What I was thinking would be to run a PLL off the HSYNC, but could
be programmed via DIP switches or something. Then for a modeline like:
ModeLine "coryntsci" 14.318 720 760 824 910 480 484 492 525 interlace
it could be set to re-muliply the HSYNC by 910, thus reproducing the
14.318MHz clock. That's 4*fsc and could be fed right into the AD724. Of
course it depends on X setting the clock *exactly* to 14.318Mhz to get a
truly accurate subcarrier frequency. Now that I think about it, however,
the 910 shouldn't have to change... even if you doubled the modeline to
28.6MHz and 1440x480 resolution. It's the *time* that matters, and
that'll stay constant. What the DIP switches would allow you to do is fix
the signal if the card wouldn't do exactly the right dotclock. Hrm...
910/4 = 227.5. Coincidence? I think not... :)
>
> | Much harder... actually almost impossible without resampling.
>
> You don't need to resample to make the clock *relationships* correct.
Again, take your pick on which accuracy is more important... the
color subcarrier frequency, or the line relationships between it and
HSYNC.
> | That's a PAL-ism, no? I thought NTSC didn't flip the SC phase.
>
> No, it's an NTSC-ism. (PAL uses a 90 degree shift.) It's built into the
> timing. Each scan line comprises exactly 227.5 cycles of the color sub-
> carrier. With an odd number of half-cycles per scan line the initial sub-
> carrier phase flips each line. And it gets better. With an odd number of
> scan lines per frame the phase also flips per frame. This is why there are
> actually _four_ distinct NTSC field types rather than the two that you often
> hear about.
Gotcha... so it's a 180 degree flip as per the 227.5 multiple,
rather than 90 for PAL.
> | I must admit that I've really only tried my circuit on two TV's.
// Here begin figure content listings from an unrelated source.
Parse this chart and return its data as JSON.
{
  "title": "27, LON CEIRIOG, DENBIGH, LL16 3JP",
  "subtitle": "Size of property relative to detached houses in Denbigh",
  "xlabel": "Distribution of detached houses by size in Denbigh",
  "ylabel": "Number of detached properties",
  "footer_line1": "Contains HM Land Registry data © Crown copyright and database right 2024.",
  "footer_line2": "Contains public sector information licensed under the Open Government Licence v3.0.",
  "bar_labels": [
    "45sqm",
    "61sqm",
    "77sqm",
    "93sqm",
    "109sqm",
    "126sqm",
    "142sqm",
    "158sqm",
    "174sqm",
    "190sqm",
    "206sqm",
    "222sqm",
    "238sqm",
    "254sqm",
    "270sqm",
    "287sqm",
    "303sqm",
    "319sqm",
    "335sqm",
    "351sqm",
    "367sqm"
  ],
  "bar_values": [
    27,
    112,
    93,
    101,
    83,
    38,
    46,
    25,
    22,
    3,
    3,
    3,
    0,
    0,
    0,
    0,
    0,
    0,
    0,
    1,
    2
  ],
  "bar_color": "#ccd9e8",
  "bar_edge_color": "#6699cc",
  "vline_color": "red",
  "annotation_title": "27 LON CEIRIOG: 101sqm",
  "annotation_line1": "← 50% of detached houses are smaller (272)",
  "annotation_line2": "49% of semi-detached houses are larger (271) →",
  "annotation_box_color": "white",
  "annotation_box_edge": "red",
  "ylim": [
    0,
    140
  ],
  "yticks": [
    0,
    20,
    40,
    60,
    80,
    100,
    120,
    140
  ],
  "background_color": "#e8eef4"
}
> |A more advanced TV might try to do fancy comb filtering to try to extract
> |*all* the Y/C info from the CBVS signal.
>
> It really isn't just a question of comb filters. I've seen some evidence to
> suggest that my XBR100 uses the sub-carrier to adjust the fine tuning. Time
> code sensitive devices (editors, etc.) use the phase of the sub-carrier to
> know where they are in the four-field sequence. I don't know what VCRs might
> do...
>
Again... very few people need to connect their mythtv box to
studio-editing hardware. If you need that, it's pretty tough to expect a
$35 vid card to pull it off.
> |I would find it interesting to know how good TVOUT's
> |NTSC is.
>
> All the ones I've tried (and I've been trying since the ATI EGA Wonder) look
> pretty bad... to me...
Me too... that's why I built mine. I think that most of the
quality is from the scaling and temporal interpolation that needs to be
done to rectify the scanrate problems. Laying down a standards-compliant
NTSC raster should be easy, since they've got their own clocks and
multipliers to work with. Use a master clock at Fsc (or a multiple) and
count everything else from that.
> Ah, but there are so many other ways to screw up the signal. The color
> encoding itself isn't trivial, and you really need to limit the bandwidth
> of the luma channel without distorting it too much. There's only so much
> left to spend on the TV-out function of a retail $35 card.
>
> Dan Lanciani
> ddl at danlan.*com
The AD724 seems to address all these pretty well from what I can
see. The biggest drawback is also it's feature to allow for a
free-running oscillator. Throw a multiply-by-910 PLL on it to generate
the subcarrier from HSYNC and I think we're both happy.
How the *HELL* did we got off-topic so badly on the mythtv-users
list anyway? Sorry everybody, but maybe this thread enlightened some
folks as to why most TVOUT doodads suck so horribly. Even if you are
willing to work with 1/2 VGA speeds, it's *STILL* difficult!